Panggung Perlawanan

Jakarta, KPonline – Ketika mendapat kabar Panitia Kerja RUU Cipta Kerja (Omnibus Law) melanjutkan pembahasan, KSPI merespon dengan aksi. Ini sebentuk kekecewaan, juga kecaman, pada mereka yang mestinya mengutamakan kepentingan rakyat.

Padahal sebelumnya, pimpinan DPR menegaskan bahwa selama masa reses tidak akan ada pembahasan omnibus law.

Tapi janji tinggal janji. Mudah sekali diingkari. Itulah yang membuat KSPI bereaksi dan menegaskan jika pihaknya akan melakukan aksi setiap pekan.

“Setiap kali pembahasan omnibus law dilakukan, setiap kali itu juga kita akan menggelar panggung perlawanan,” kata Presiden KSPI, Said Iqbal.

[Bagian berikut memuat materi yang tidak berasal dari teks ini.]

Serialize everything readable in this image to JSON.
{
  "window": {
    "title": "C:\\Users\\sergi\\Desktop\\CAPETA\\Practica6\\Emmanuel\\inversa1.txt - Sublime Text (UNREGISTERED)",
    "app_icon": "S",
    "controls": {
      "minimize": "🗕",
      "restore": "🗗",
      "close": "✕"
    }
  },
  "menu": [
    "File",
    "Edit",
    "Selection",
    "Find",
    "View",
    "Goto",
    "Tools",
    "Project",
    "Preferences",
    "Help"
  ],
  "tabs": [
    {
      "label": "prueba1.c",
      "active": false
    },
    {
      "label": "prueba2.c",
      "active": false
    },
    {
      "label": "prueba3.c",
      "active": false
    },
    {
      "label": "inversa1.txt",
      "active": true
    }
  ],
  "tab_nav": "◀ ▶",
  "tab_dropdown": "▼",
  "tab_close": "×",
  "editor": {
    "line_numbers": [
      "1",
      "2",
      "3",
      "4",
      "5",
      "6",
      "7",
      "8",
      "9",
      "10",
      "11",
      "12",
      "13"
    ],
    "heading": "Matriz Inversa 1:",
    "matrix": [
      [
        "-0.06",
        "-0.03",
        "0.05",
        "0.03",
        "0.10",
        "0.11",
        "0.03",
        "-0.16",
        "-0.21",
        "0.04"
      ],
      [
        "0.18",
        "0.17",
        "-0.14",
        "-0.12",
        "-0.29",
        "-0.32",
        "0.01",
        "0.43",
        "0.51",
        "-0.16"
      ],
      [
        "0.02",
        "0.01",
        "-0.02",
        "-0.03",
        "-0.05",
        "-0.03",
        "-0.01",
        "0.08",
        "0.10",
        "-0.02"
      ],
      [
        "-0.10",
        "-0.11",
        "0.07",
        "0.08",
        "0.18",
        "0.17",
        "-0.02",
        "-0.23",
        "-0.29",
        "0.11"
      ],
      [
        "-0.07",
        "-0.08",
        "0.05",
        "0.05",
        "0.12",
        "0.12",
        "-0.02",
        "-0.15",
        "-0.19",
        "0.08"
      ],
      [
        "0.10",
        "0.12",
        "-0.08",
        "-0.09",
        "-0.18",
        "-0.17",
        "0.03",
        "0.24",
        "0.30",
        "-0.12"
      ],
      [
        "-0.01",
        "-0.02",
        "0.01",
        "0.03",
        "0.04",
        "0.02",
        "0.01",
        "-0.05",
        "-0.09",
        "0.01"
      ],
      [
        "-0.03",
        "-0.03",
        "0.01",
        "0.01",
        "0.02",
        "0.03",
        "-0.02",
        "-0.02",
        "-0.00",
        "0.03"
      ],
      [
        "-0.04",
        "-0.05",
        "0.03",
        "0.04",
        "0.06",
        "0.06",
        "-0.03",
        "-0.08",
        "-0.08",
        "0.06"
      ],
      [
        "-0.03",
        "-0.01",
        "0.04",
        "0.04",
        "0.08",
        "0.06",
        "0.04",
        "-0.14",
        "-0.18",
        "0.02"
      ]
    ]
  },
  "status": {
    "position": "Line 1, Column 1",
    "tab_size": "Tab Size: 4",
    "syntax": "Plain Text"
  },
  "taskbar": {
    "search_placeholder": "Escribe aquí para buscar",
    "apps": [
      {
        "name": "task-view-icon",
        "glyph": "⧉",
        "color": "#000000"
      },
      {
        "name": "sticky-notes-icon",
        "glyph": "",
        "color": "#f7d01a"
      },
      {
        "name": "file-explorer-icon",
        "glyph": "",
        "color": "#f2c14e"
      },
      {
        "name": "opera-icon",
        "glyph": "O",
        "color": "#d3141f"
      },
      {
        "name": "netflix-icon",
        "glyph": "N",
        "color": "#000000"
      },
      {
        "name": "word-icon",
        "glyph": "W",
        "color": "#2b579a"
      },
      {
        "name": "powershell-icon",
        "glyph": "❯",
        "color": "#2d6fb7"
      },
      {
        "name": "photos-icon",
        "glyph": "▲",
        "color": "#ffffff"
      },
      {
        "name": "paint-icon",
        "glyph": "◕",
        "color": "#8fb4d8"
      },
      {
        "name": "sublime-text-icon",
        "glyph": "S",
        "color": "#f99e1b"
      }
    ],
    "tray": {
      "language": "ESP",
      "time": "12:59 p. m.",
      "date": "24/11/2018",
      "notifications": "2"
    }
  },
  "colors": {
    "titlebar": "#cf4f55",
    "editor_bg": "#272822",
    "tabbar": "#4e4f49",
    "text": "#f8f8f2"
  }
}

Gelombang aksi pun dilakukan. Tidak besar, memang. Tetapi cukup untuk membuktikan jika gerakan buruh tidak diam melihat proses penyusunan omnibus law yang kian ugal-ugalan.

Saya mencatat, di sepanjang bulan Juli saja, aksi buruh terjadi di banyak tempat. Mulai dari Gorontalo, NTB, Makassar, Bandung, Karawang, Cilegon, Lampung, dan masih banyak lagi. Itu belum termasuk aksi yang dipusatkan di Jakarta.

KSPI sendiri, sudah dua kali menggelar aksi. Pertama di DPR RI dan Kantor Menko Perekonomian pada tanggal 29 Juli. Sedangkan aksi kedua tanggal 3 Agustus di DPR RI.

Aksi Tandingan

Di Kantor Menko Perekonomian, bersamaan dengan aksi KSPI, ada aksi tandingan.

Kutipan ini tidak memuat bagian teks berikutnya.